Clinical Department of Gynecological Oncology, Franciszek Lukaszczyk Oncological Center, Bydgoszcz, Poland.
Second Department of Obstetrics and Gynecology, Medical Center of Postgraduate Education, Warsaw, Poland.
J Ultrasound Med. 2020 May;39(5):939-947. doi: 10.1002/jum.15178. Epub 2019 Nov 29.
The study's main aim was to evaluate the relationship between the performance of predictive models for differential diagnoses of ovarian tumors and levels of diagnostic confidence in subjective assessment (SA) with ultrasound. The second aim was to identify the parameters that differentiate between malignant and benign tumors among tumors initially diagnosed as uncertain by SA.
The study included 250 (55%) benign ovarian masses and 201 (45%) malignant tumors.

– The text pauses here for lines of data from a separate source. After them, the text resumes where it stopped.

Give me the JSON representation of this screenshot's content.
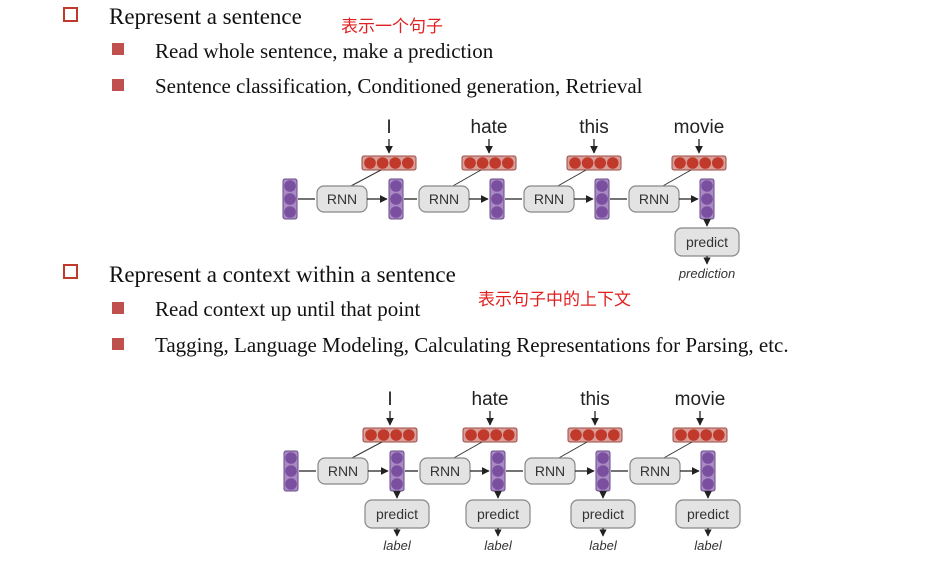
{
  "colors": {
    "accent": "#c0392b",
    "note": "#e02020",
    "embedding_red": "#c0392b",
    "hidden_purple": "#7b4fa0",
    "box_fill": "#e3e3e3",
    "box_stroke": "#888888"
  },
  "section1": {
    "heading": "Represent a sentence",
    "note": "表示一个句子",
    "items": [
      "Read whole sentence, make a prediction",
      "Sentence classification, Conditioned generation, Retrieval"
    ]
  },
  "section2": {
    "heading": "Represent a context within a sentence",
    "note": "表示句子中的上下文",
    "items": [
      "Read context up until that point",
      "Tagging, Language Modeling, Calculating Representations for Parsing, etc."
    ]
  },
  "diagram1": {
    "words": [
      "I",
      "hate",
      "this",
      "movie"
    ],
    "cell_label": "RNN",
    "predict_label": "predict",
    "output_label": "prediction"
  },
  "diagram2": {
    "words": [
      "I",
      "hate",
      "this",
      "movie"
    ],
    "cell_label": "RNN",
    "predict_label": "predict",
    "output_labels": [
      "label",
      "label",
      "label",
      "label"
    ]
  }
}
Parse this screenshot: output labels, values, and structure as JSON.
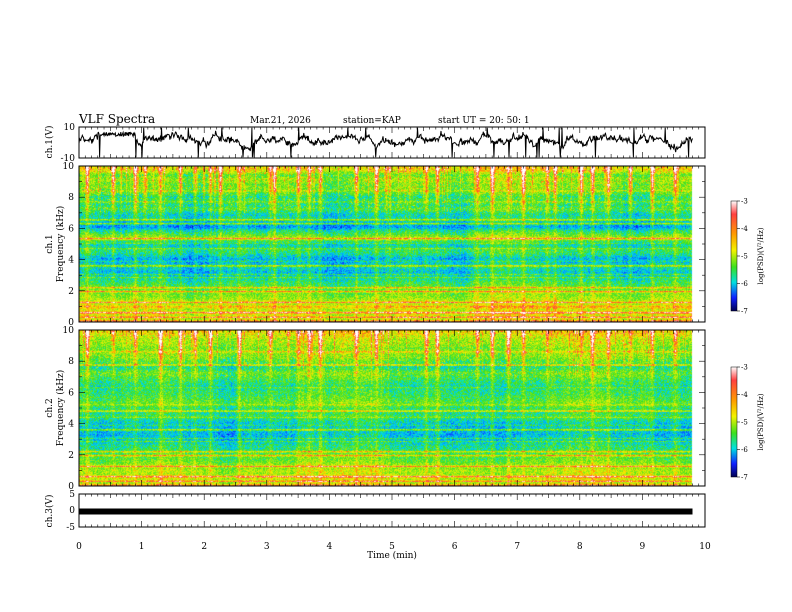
{
  "header": {
    "title": "VLF Spectra",
    "date": "Mar.21, 2026",
    "station": "station=KAP",
    "start": "start UT =  20: 50: 1"
  },
  "colorbar": {
    "label": "log(PSD)(V²/Hz)",
    "ticks": [
      "-3",
      "-4",
      "-5",
      "-6",
      "-7"
    ],
    "range": [
      -7,
      -3
    ]
  },
  "chart_data": [
    {
      "type": "line",
      "name": "ch1-waveform",
      "ylabel": "ch.1(V)",
      "ylim": [
        -10,
        10
      ],
      "ytick_labels": [
        "10",
        "-10"
      ],
      "xlim": [
        0,
        10
      ],
      "trace_end_min": 9.8
    },
    {
      "type": "heatmap",
      "name": "ch1-spectrogram",
      "ylabel_channel": "ch.1",
      "ylabel": "Frequency (kHz)",
      "ylim": [
        0,
        10
      ],
      "ytick_labels": [
        "0",
        "2",
        "4",
        "6",
        "8",
        "10"
      ],
      "xlim": [
        0,
        10
      ],
      "data_end_min": 9.8,
      "band_level_bins_0_to_10kHz": [
        -3.3,
        -4.7,
        -4.5,
        -4.4,
        -4.6,
        -4.0,
        -4.8,
        -4.6,
        -4.8,
        -4.9,
        -5.0,
        -5.2,
        -5.2,
        -5.3,
        -5.5,
        -5.6,
        -5.8,
        -5.7,
        -5.6,
        -5.7,
        -5.9,
        -5.8,
        -5.5,
        -5.3,
        -5.4,
        -5.6,
        -5.5,
        -4.9,
        -4.9,
        -5.2,
        -5.5,
        -6.0,
        -5.9,
        -5.7,
        -5.5,
        -5.6,
        -5.4,
        -5.1,
        -5.4,
        -5.3,
        -5.3,
        -5.4,
        -5.1,
        -5.0,
        -4.9,
        -5.0,
        -4.8,
        -4.8,
        -5.1,
        -4.6,
        -4.2,
        -4.5
      ],
      "lines_kHz": [
        0.3,
        0.6,
        1.25,
        1.95,
        2.2,
        3.6,
        5.35,
        6.3,
        6.55
      ],
      "weak_lines_kHz": [
        2.85,
        3.05,
        3.9,
        4.7,
        5.05,
        7.7,
        8.4
      ],
      "burst_times_min": [
        0.12,
        0.55,
        0.9,
        1.05,
        1.3,
        1.62,
        1.85,
        2.1,
        2.25,
        2.55,
        3.05,
        3.12,
        3.5,
        3.68,
        3.85,
        4.42,
        4.75,
        4.9,
        5.55,
        5.72,
        6.35,
        6.6,
        6.85,
        7.1,
        7.48,
        7.6,
        8.02,
        8.2,
        8.45,
        8.8,
        9.15,
        9.52
      ]
    },
    {
      "type": "heatmap",
      "name": "ch2-spectrogram",
      "ylabel_channel": "ch.2",
      "ylabel": "Frequency (kHz)",
      "ylim": [
        0,
        10
      ],
      "ytick_labels": [
        "0",
        "2",
        "4",
        "6",
        "8",
        "10"
      ],
      "xlim": [
        0,
        10
      ],
      "data_end_min": 9.8,
      "band_level_bins_0_to_10kHz": [
        -3.3,
        -4.7,
        -4.5,
        -4.4,
        -4.6,
        -4.5,
        -4.8,
        -4.7,
        -4.9,
        -5.0,
        -5.1,
        -5.2,
        -5.3,
        -5.3,
        -5.5,
        -5.6,
        -5.7,
        -5.7,
        -5.7,
        -5.6,
        -5.7,
        -5.5,
        -5.3,
        -5.2,
        -5.3,
        -5.2,
        -5.1,
        -4.9,
        -5.0,
        -5.1,
        -5.2,
        -5.2,
        -5.4,
        -5.3,
        -5.2,
        -5.1,
        -5.0,
        -4.9,
        -5.2,
        -5.4,
        -5.1,
        -5.0,
        -4.8,
        -4.8,
        -4.6,
        -4.9,
        -4.7,
        -4.6,
        -4.6,
        -4.4,
        -4.2,
        -4.1
      ],
      "lines_kHz": [
        0.3,
        0.6,
        1.25,
        1.95,
        2.2,
        3.6,
        4.8,
        7.75
      ],
      "weak_lines_kHz": [
        2.85,
        3.05,
        3.9,
        4.4,
        5.2,
        6.3,
        8.6
      ],
      "burst_times_min": [
        0.12,
        0.55,
        0.9,
        1.3,
        1.62,
        1.85,
        2.1,
        2.55,
        3.05,
        3.5,
        3.68,
        3.85,
        4.42,
        4.75,
        5.55,
        5.72,
        6.35,
        6.6,
        6.85,
        7.1,
        7.48,
        8.02,
        8.2,
        8.45,
        8.8,
        9.15,
        9.52
      ]
    },
    {
      "type": "line",
      "name": "ch3-waveform",
      "ylabel": "ch.3(V)",
      "ylim": [
        -5,
        5
      ],
      "ytick_labels": [
        "5",
        "0",
        "-5"
      ],
      "xlim": [
        0,
        10
      ],
      "trace_end_min": 9.8,
      "trace_level_V": -0.3,
      "xlabel": "Time (min)",
      "xtick_labels": [
        "0",
        "1",
        "2",
        "3",
        "4",
        "5",
        "6",
        "7",
        "8",
        "9",
        "10"
      ]
    }
  ]
}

According to ultrasound findings, the tumors were divided into 6 groups: certainly benign, probably benign, uncertain but benign, uncertain but malignant, probably malignant, and certainly malignant. The performance of the risk of malignancy index, International Ovarian Tumor Analysis assessment of different neoplasias in the adnexa model, and International Ovarian Tumor Analysis logistic regression model 2 was analyzed in subgroups as follows: SA-certain tumors (including certainly benign and certainly malignant) versus SA-probable tumors (probably benign and probably malignant) versus SA-uncertain tumors (uncertain but benign and uncertain but malignant).

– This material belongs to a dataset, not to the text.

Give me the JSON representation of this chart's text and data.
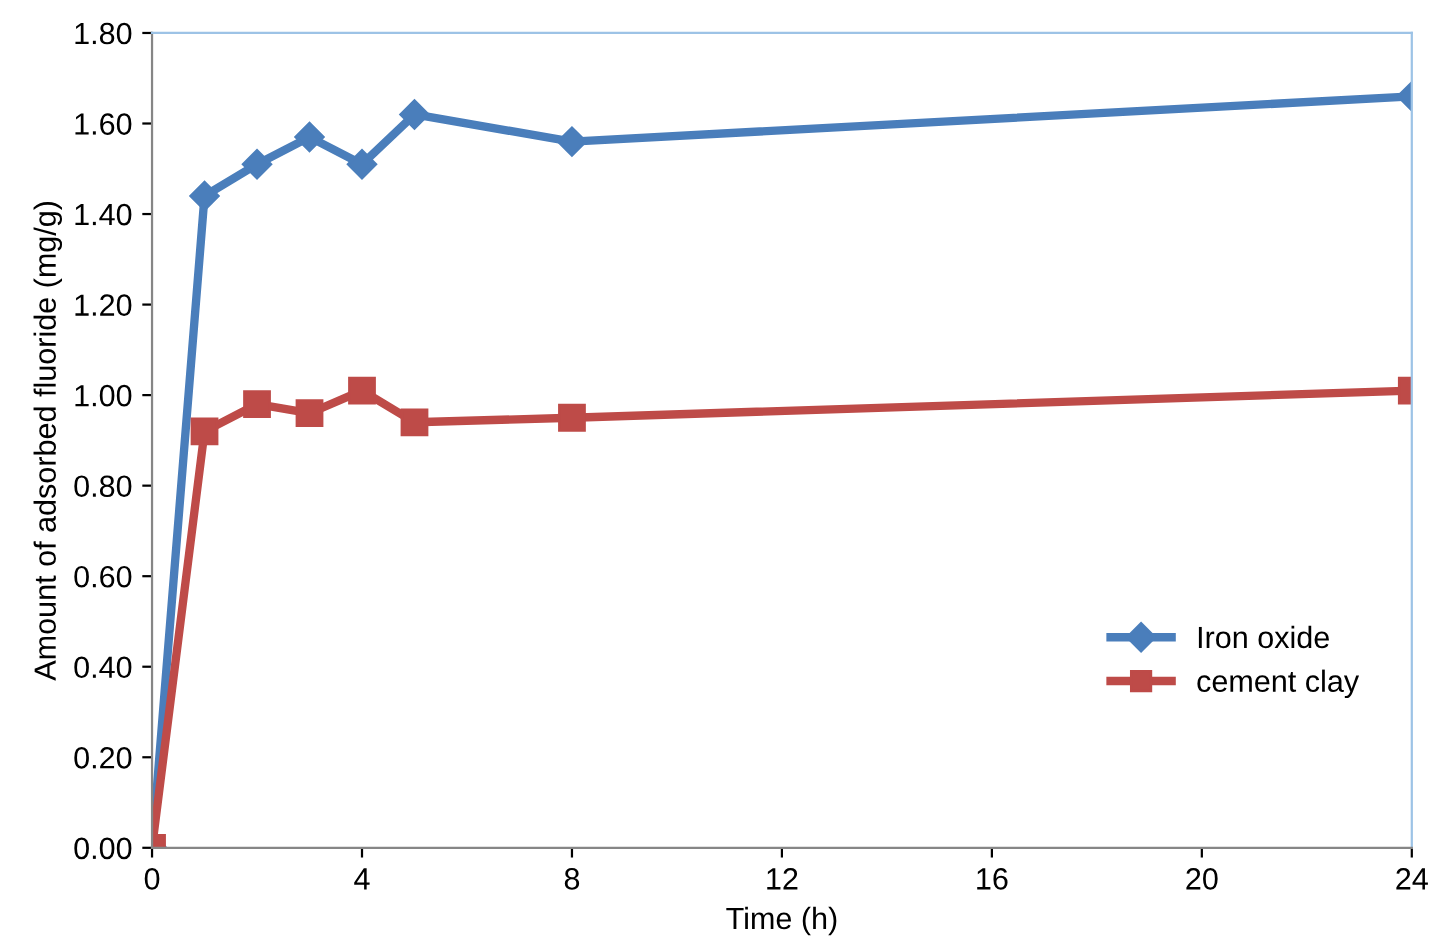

We found a progressive decrease in the performance of all models in association with the increased uncertainty in SA. The areas under the receiver operating characteristic curve for the risk of malignancy index, logistic regression model 2, and assessment of different neoplasias in the adnexa model decreased between the SA-certain and SA-uncertain groups by 20%, 28%, and 20%, respectively. The presence of solid parts and a high color score were the discriminatory features between uncertain but benign and uncertain but malignant tumors.
Studies are needed that focus on the subgroup of ovarian tumors that are difficult to classify by SA. In cases of uncertain tumors by SA, the presence of solid components or a high color score should prompt a gynecologic oncology clinic referral.

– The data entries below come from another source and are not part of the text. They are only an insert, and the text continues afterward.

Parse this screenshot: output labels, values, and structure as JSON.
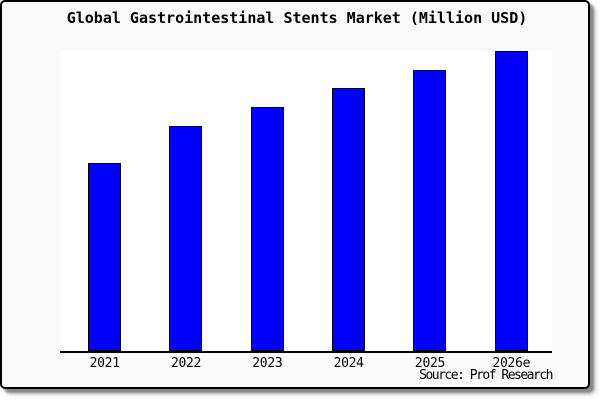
{
  "chart_data": {
    "type": "bar",
    "title": "Global Gastrointestinal Stents Market (Million USD)",
    "categories": [
      "2021",
      "2022",
      "2023",
      "2024",
      "2025",
      "2026e"
    ],
    "values": [
      62.7,
      75.0,
      81.3,
      87.7,
      93.7,
      100
    ],
    "values_note": "relative bar heights, percent of tallest (2026e) bar; no y-axis scale shown in chart",
    "xlabel": "",
    "ylabel": "",
    "ylim": [
      0,
      100
    ],
    "grid": false,
    "y_axis_labels_visible": false,
    "legend": null,
    "source": "Source: Prof Research",
    "colors": {
      "bar_fill": "#0000FF",
      "bar_border": "#000000",
      "plot_background": "#FFFFFF",
      "frame_background": "#FAFAFA",
      "axis_line": "#000000",
      "text": "#000000"
    }
  }
}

本研究的主要目的是评估预测模型在卵巢肿瘤鉴别诊断中的表现与超声主观评估(SA)中诊断信心水平之间的关系。第二个目的是确定在 SA 最初诊断为不确定的肿瘤中,哪些参数可区分良恶性肿瘤。
本研究纳入了 250 例(55%)良性卵巢肿块和 201 例(45%)恶性肿瘤。根据超声结果,将肿瘤分为 6 组:肯定良性、可能良性、不确定但良性、不确定但恶性、可能恶性和肯定恶性。分析风险恶性指数、国际卵巢肿瘤分析附件中不同肿瘤评估模型和国际卵巢肿瘤分析逻辑回归模型 2 在以下亚组中的表现:SA 确定肿瘤(包括肯定良性和肯定恶性)与 SA 可能肿瘤(可能良性和可能恶性)与 SA 不确定肿瘤(不确定但良性和不确定但恶性)。
我们发现,随着 SA 不确定性的增加,所有模型的性能均呈逐渐下降趋势。风险恶性指数、逻辑回归模型 2 和附件中不同肿瘤评估模型的受试者工作特征曲线下面积在 SA 确定组与 SA 不确定组之间分别下降了 20%、28%和 20%。存在实性部分和高彩色评分是区分不确定但良性和不确定但恶性肿瘤的特征。
需要针对通过 SA 难以分类的卵巢肿瘤亚组进行研究。在通过 SA 诊断不确定的肿瘤中,如果存在实性成分或高彩色评分,应提示转至妇科肿瘤学诊所。